Ne spunta uno nuovo: «Per curiosità ho cercato la distanza tra il luogo in cui era stata segnalata ai carabinieri l’aggressione di Turetta e la caserma più vicina, e devo dire che gli sbirri italiani sono stati molto utili dall’inizio in questa vicenda». Tutti Sherlock Holmes. Tutti Tom Ponzi. Da sociologi esperti di patriarcato i giudici dei tribunali social sono passati al master in investigazione e criminologia. La moda di queste ore è dare contro alle divise. Commenti folli e isterici. Nessuno tra le zucche vuote che rinsavisca e ricordi quanti delitti quotidianamente sventano le forze dell’ordine, e quanti criminali arrestano, il numero di controlli che effettuano. Un caso su tutti, non per forza il più importante, fu quello di Anis Amri - era il 2016 - l’attentatore di Berlino, l’islamista più ricercato d’Europa fermato durante un pattugliamento notturno da due poliziotti a Sesto San Giovanni, nel Milanese. Era l’antivigilia di Natale e gli agenti risposero al fuoco, rischiando la vita, uccidendo la canaglia.

 

 

 

Gli odiatori web hanno messo nel mirino i carabinieri ma anche la polizia a cui, tra le altre cose, viene imputato di aver cancellato dal proprio account Instagram una serie di messaggi in cui alcune donne avrebbero segnalato - a seguito del caso di Giulia - esperienze personali di denunce contro gli uomini.
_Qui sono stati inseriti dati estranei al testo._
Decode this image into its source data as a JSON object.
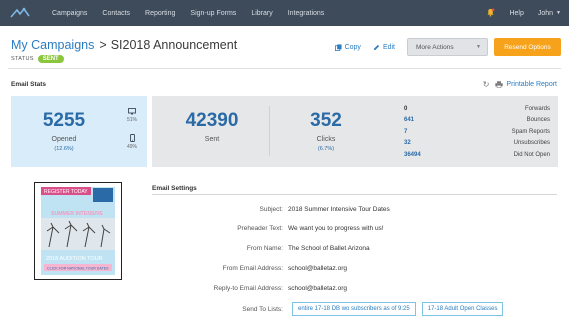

La polizia, in un comunicato, smentisce «categoricamente»: «I messaggi sono tutti lì dal 19 novembre, quantomeno quelli che non vìolano la policy perché contengono parole volgari». Il prefetto Vittorio Rizzi, vice direttore generale del Dipartimento della Pubblica Sicurezza della Polizia Criminale precisa all’agenzia LaPresse: «Le nostre iniziative contro la violenza di genere sono note da decenni e in alcuni casi sono state pioneristiche e hanno addirittura anticipato l’entrata in vigore delle leggi. Ed è anche merito della “femminilizzazione della Polizia di Stato», sottolinea Rizzi, «che su certi temi ha portato maggiore consapevolezza negli uomini. Abbiamo fatto tante cose in questi anni, ma Giulia è morta. Il dolore è troppo forte. La rabbia talvolta si trasforma in sfiducia nelle istituzioni, ma i messaggi non sono stati cancellati».

 

 

 

BUFALE E ANTI-ISRAELE

Niente. Vola fango sparato a potenza massima: le utenti denunciano che la polizia avrebbe sminuito le loro esperienze. «Non minimizzo mai la paura di nessuno», commenta il prefetto Rizzi, «qualunque dolore, da quello fisico a quello del cuore, merita rispetto e comprensione. Ma poi va oggettivizzato e gestito. Fa parte della professionalità, ma non significa sottovalutare». Qualcuno sui social pubblica fotomontaggi di messaggi-denuncia talmente falsi che è incredibile che qualcun altro possa prenderli sul serio. Ma ecco che sul vecchio Twitter si fa largo una o un utente, non è chiaro dall’immagine del profilo, che si chiama “Il folletto transfemminista for Palestina”: «La polizia che non raccoglie le denunce, non arriva quando viene chiamata e a volte addirittura abusa direttamente le donne è rappresentante dello Stato». Per fortuna “Il folletto transfemminista for Palestina” non rappresenta l’intero genere umano.